Both teams came up with what were considered to be feasible plans to use an occulter and a dedicated small space telescope together, and both were submitted in 2009 to NASA and to an arm of the National Academy of Sciences, which every ten years reviews all branches of space science and, with input from the scientists, sets priorities for the next decade.
Alt
hough both proposals were much less expensive than the original $6 billion TPF plan, they still were in the several-billion-dollar range and, because of NASA’s budget problems, they were a long shot. Undeterred, Cash and others called a Hail Mary play—instead of sending up a telescope solely for the use of exoplanet searching with the sunshade, they would propose using the Webb Telescope, due to launch in 2014, as the second part of a resurrected occulter-telescope mission. The Webb is an enormous, $4.5 billion undertaking and has been in the works since 1996. Its main missions are to see further back than any telescope before to the time of the Big Bang, as well as to explore with greater precision the assembly of galaxies, the origin of stars and of solar systems. Viewing and understanding exoplanets is an important part of its mission, but it will not have the sophisticated equipment needed to analyze atmospheres or planet makeups. The idea of adding a new task at this late date seemed like a long shot, but Cash specializes in long shots. What’s more, when he made his big advance in occulter technology in the mid-2000s, Cash first proposed joining forces with the Webb Telescope team and did some preliminary research before being advised to look elsewhere.
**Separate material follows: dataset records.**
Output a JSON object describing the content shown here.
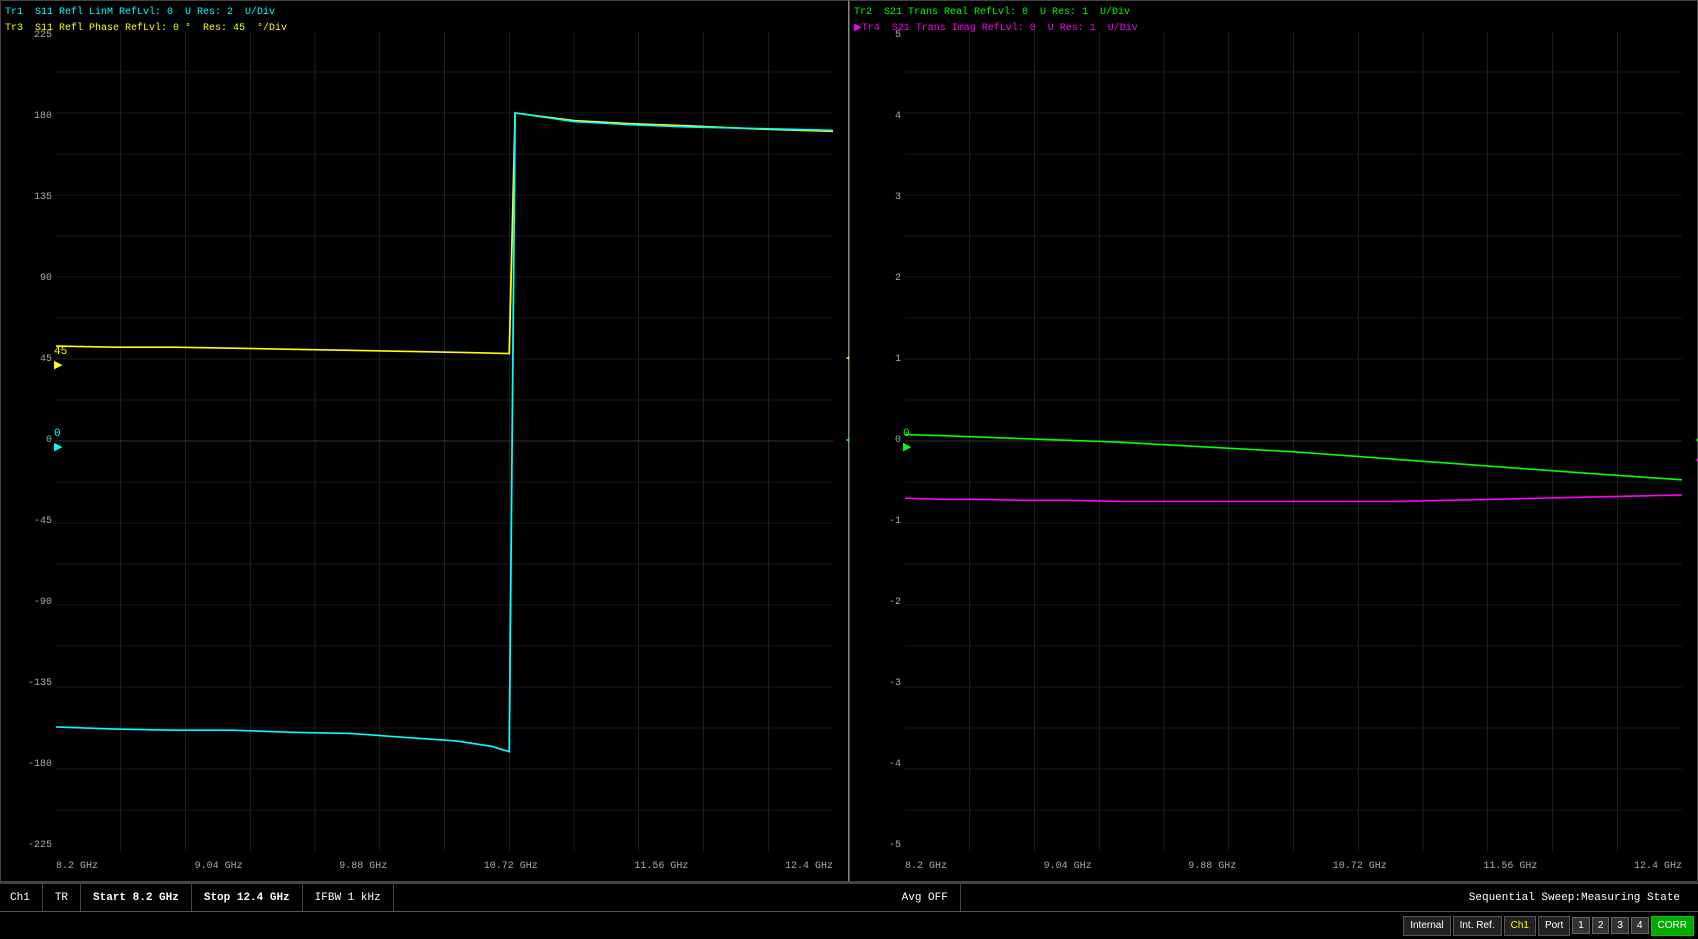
{
  "left_panel": {
    "traces": [
      {
        "id": "Tr1",
        "label": "S11 Refl LinM RefLvl: 0  U Res: 2  U/Div",
        "color": "#00ffff"
      },
      {
        "id": "Tr3",
        "label": "S11 Refl Phase RefLvl: 0 °  Res: 45  °/Div",
        "color": "#ffff00"
      }
    ],
    "y_labels": [
      "225",
      "180",
      "135",
      "90",
      "45",
      "0",
      "-45",
      "-90",
      "-135",
      "-180",
      "-225"
    ],
    "x_labels": [
      "8.2 GHz",
      "9.04 GHz",
      "9.88 GHz",
      "10.72 GHz",
      "11.56 GHz",
      "12.4 GHz"
    ],
    "ref_markers": [
      {
        "value": "45 ▶",
        "y_pct": 36,
        "color": "#ffff00"
      },
      {
        "value": "◄",
        "y_pct": 36,
        "color": "#ffff00"
      },
      {
        "value": "0 ▶",
        "y_pct": 50,
        "color": "#00ffff"
      },
      {
        "value": "◄",
        "y_pct": 50,
        "color": "#00ffff"
      }
    ]
  },
  "right_panel": {
    "traces": [
      {
        "id": "Tr2",
        "label": "S21 Trans Real RefLvl: 0  U Res: 1  U/Div",
        "color": "#00ff00"
      },
      {
        "id": "Tr4",
        "label": "S21 Trans Imag RefLvl: 0  U Res: 1  U/Div",
        "color": "#ff00ff",
        "active": true
      }
    ],
    "y_labels": [
      "5",
      "4",
      "3",
      "2",
      "1",
      "0",
      "-1",
      "-2",
      "-3",
      "-4",
      "-5"
    ],
    "x_labels": [
      "8.2 GHz",
      "9.04 GHz",
      "9.88 GHz",
      "10.72 GHz",
      "11.56 GHz",
      "12.4 GHz"
    ],
    "ref_markers": [
      {
        "value": "◄",
        "y_pct": 50,
        "color": "#00ff00"
      },
      {
        "value": "◄",
        "y_pct": 50,
        "color": "#ff00ff"
      }
    ]
  },
  "status_bar": {
    "ch": "Ch1",
    "tr": "TR",
    "start": "Start 8.2 GHz",
    "stop": "Stop 12.4 GHz",
    "ifbw": "IFBW 1 kHz",
    "avg": "Avg OFF",
    "sweep_state": "Sequential Sweep:Measuring State"
  },
  "bottom_bar": {
    "buttons": [
      "Internal",
      "Int. Ref.",
      "Ch1",
      "Port",
      "1",
      "2",
      "3",
      "4"
    ],
    "corr_label": "CORR"
  }
}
He still thought the combination could work, and so did an important ally named Matt Mountain, the head of the NASA-funded Space Telescope Science Institute at Johns Hopkins University. The institute is NASA’s organizing and data-analyzing center for the Hubble Space Telescope, and it will perform the same role for the Webb telescope, its successor. It’s generally known as the hub of NASA’s space-based observatory program, and is home to four hundred space scientists.